Jenny Hval’ın şarkısını, sözlerine dikkat kesilerek dinledim. Evli olduğum süre boyunca benim de benzer sorgulamalarım vardı. Evlilik cüzdanının Maliye Bakanlığı’ndan alınması bile bu sorgulamalar için yeterli bir sebep. Ama her birliktelik gibi, her evliliğin de kendi biricik dünyasını kuracağına, kendi kurallarını geçerli kılacağına inanıyordum. Biz olduramadık, diyelim. Evliliğin yıkıcı doğasına karşı uyanık ve korunaklı değildik. Bir noktadan sonra ancak varoluşumu karşıma alarak yürütülebilecek bir şey olmaya başladı ve bu nedenle, aslında kendime ihanet etmemek için evliliğimi sonlandırdım.

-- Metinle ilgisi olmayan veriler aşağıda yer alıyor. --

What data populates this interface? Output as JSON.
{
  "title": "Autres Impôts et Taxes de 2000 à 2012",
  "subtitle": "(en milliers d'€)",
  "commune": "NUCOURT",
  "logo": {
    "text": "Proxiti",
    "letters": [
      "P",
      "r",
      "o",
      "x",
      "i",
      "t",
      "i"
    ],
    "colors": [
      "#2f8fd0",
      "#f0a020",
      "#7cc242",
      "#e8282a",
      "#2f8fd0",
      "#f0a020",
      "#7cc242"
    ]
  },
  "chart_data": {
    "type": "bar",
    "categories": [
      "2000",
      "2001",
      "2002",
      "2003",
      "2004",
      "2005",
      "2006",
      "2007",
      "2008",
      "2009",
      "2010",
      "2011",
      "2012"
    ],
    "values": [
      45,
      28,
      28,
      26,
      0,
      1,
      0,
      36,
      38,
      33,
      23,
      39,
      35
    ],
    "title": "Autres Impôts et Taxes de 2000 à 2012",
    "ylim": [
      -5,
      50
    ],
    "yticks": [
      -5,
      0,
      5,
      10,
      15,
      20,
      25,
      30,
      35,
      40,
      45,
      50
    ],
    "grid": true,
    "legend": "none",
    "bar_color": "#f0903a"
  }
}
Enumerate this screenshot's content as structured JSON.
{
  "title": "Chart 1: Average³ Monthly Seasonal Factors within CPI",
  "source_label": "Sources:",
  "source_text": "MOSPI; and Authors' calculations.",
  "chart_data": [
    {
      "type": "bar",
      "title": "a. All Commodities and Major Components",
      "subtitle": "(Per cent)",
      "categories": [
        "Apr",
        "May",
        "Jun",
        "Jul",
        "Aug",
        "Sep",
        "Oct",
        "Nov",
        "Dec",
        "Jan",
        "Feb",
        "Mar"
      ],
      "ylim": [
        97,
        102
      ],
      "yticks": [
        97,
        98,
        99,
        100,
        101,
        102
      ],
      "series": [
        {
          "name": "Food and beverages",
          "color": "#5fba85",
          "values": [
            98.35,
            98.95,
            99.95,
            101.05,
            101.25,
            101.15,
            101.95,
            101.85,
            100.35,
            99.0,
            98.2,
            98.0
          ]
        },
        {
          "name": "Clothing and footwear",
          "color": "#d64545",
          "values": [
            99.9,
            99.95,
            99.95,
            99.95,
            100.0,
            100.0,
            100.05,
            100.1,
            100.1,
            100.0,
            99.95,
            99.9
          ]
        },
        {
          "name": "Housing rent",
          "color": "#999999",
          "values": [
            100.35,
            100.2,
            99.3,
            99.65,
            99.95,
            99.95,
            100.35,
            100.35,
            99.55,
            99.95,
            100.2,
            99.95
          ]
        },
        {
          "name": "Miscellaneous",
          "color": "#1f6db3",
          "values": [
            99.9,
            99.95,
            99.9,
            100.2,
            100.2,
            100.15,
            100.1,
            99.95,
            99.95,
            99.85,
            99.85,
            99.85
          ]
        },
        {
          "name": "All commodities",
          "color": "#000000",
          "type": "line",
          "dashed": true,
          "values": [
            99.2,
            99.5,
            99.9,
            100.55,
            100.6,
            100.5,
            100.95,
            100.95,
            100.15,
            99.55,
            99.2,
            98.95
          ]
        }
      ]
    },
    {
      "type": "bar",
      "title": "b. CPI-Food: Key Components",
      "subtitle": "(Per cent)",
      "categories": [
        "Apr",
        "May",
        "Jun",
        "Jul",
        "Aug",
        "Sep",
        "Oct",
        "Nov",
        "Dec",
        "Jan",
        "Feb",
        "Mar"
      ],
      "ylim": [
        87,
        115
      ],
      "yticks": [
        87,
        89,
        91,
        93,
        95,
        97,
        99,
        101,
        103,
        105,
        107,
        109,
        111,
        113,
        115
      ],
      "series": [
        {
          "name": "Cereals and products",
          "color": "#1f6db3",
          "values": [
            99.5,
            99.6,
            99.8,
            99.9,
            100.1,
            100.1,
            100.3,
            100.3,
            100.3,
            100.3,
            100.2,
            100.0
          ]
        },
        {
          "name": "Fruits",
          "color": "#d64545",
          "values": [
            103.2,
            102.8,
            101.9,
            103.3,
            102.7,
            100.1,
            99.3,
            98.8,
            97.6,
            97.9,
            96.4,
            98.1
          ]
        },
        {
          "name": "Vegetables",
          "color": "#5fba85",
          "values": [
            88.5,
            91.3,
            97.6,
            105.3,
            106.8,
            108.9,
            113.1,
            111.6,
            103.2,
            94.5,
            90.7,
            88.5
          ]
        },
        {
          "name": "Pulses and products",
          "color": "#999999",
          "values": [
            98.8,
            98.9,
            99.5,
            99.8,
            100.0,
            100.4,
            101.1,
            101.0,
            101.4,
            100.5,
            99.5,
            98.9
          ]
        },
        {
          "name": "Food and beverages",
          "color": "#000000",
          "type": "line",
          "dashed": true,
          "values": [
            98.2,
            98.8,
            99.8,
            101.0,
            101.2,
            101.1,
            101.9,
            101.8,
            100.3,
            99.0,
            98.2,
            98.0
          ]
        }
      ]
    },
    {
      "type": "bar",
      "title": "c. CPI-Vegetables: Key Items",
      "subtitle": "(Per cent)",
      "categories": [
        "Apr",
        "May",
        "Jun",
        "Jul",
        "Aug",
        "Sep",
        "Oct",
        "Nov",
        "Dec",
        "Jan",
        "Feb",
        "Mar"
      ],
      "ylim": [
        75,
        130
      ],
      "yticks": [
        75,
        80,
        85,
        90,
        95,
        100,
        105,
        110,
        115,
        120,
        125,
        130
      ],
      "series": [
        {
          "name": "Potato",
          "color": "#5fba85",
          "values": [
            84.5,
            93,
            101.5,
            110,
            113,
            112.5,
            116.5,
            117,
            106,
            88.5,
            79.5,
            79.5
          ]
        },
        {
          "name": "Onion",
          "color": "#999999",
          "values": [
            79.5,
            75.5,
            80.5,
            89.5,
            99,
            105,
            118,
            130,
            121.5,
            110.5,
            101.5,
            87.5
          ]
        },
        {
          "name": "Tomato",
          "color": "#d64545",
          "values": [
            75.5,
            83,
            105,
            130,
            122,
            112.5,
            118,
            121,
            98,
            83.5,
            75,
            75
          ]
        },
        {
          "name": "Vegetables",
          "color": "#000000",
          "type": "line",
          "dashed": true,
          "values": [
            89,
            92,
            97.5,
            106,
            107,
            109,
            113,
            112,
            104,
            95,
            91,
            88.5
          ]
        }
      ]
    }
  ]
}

Hayatım boyunca evliliğim ve memuriyetim dışında kendime ve dolayısıyla sanatıma ihanet edip etmediğini sorguladığım bir şey olmadı. Bu sorgulamalardan da kendi gözümde hep temize çıktım. Çünkü memuriyetim boyunca da iktidar yandaşlarının baskın olduğu bir çevrede kendim olmayı sürdürebilmiş, bunun için direnç göstermiştim. Kendimi araştırabildiğim, sınırlarımı zorladığım, kendim olmayı sürdürebildiğim ölçüde sanatıma ihanet etmem diye düşündüm hep. Eşitlik ve özgürlükten, barıştan yanayım, bu bakımdan da sanatıma ihanet ettiğimi düşünmedim hiç. Sineye çekmeler, boyun eğmeler, yorgunlukla, bezginlikle sessiz kalmalarım, iyileşmesi yıllar alan travmalarım oldu. Jenny Hval Norveç’te yaşıyor. Burada yaşasa bambaşka sorgulamaları da olurdu. Baskı altında insanın sanatına ihanet etme ihtimali artıyor maalesef. Beni en çok üzen Türkiye’de yaşadığım için mecburen uyguladığım otosansür. Bu baskı yüzünden sanatımın varabileceği noktaları görme şansı bulamayacağım. 

 

Ramazan Can: “Tüm yaşantınız üretimi besleyen kaynaklar”

 

Üniversitede öğrenciyken atölyemizin girişinde büyük puntolarla yazılmış “Sanat yaşayarak yapılır okuyarak öğrenilir” diye bir slogan vardı. Öğrencilik döneminde böyle bir mottoyu anlayabilmek pek olası değil tabii. Lakin şimdilerde bunu çok iyi anlayabiliyorum. Halen üniversiteyi ziyaretlerimde o yazı yerinde duruyor mu diye kontrol etmek için atölyeye giriyorum ve orada olduğunu görüp gülümseyerek oradan ayrılıyorum. Ayrıca sevdiğim kitaplardan birinde geçen “Resim bir sevgilidir ikinci bir metresi kabul etmez” diye bir cümle anımsıyorum. Hâl böyleyken hayatınızı farklı farklı alanlara ayıramıyorsunuz ve seçimleriniz de bu yönde oluyor. Tüm yaşantınız atölye ve atölye çevresinden ibaret oluyor. Ve kesinlikle bu yakınılası bir durum değil. Hele ki eşiniz de sizinle aynı atölyeyi paylaşıyorsa tadından yenmiyor! Ayrıca özel veya genel tüm yaşantınız üretimin bir parçası ya da üretim onların bir parçası oluyor. Dolayısıyla tüm yaşantınız üretime ihanetten ziyade üretimi besleyen kaynaklar hâline geliyor. En azından bu benim için böyle demek isterdim ama bugün söz konusu parçayı açıp dinlediğimde onun da bir yaşanmışlıktan beslendiği aşikâr.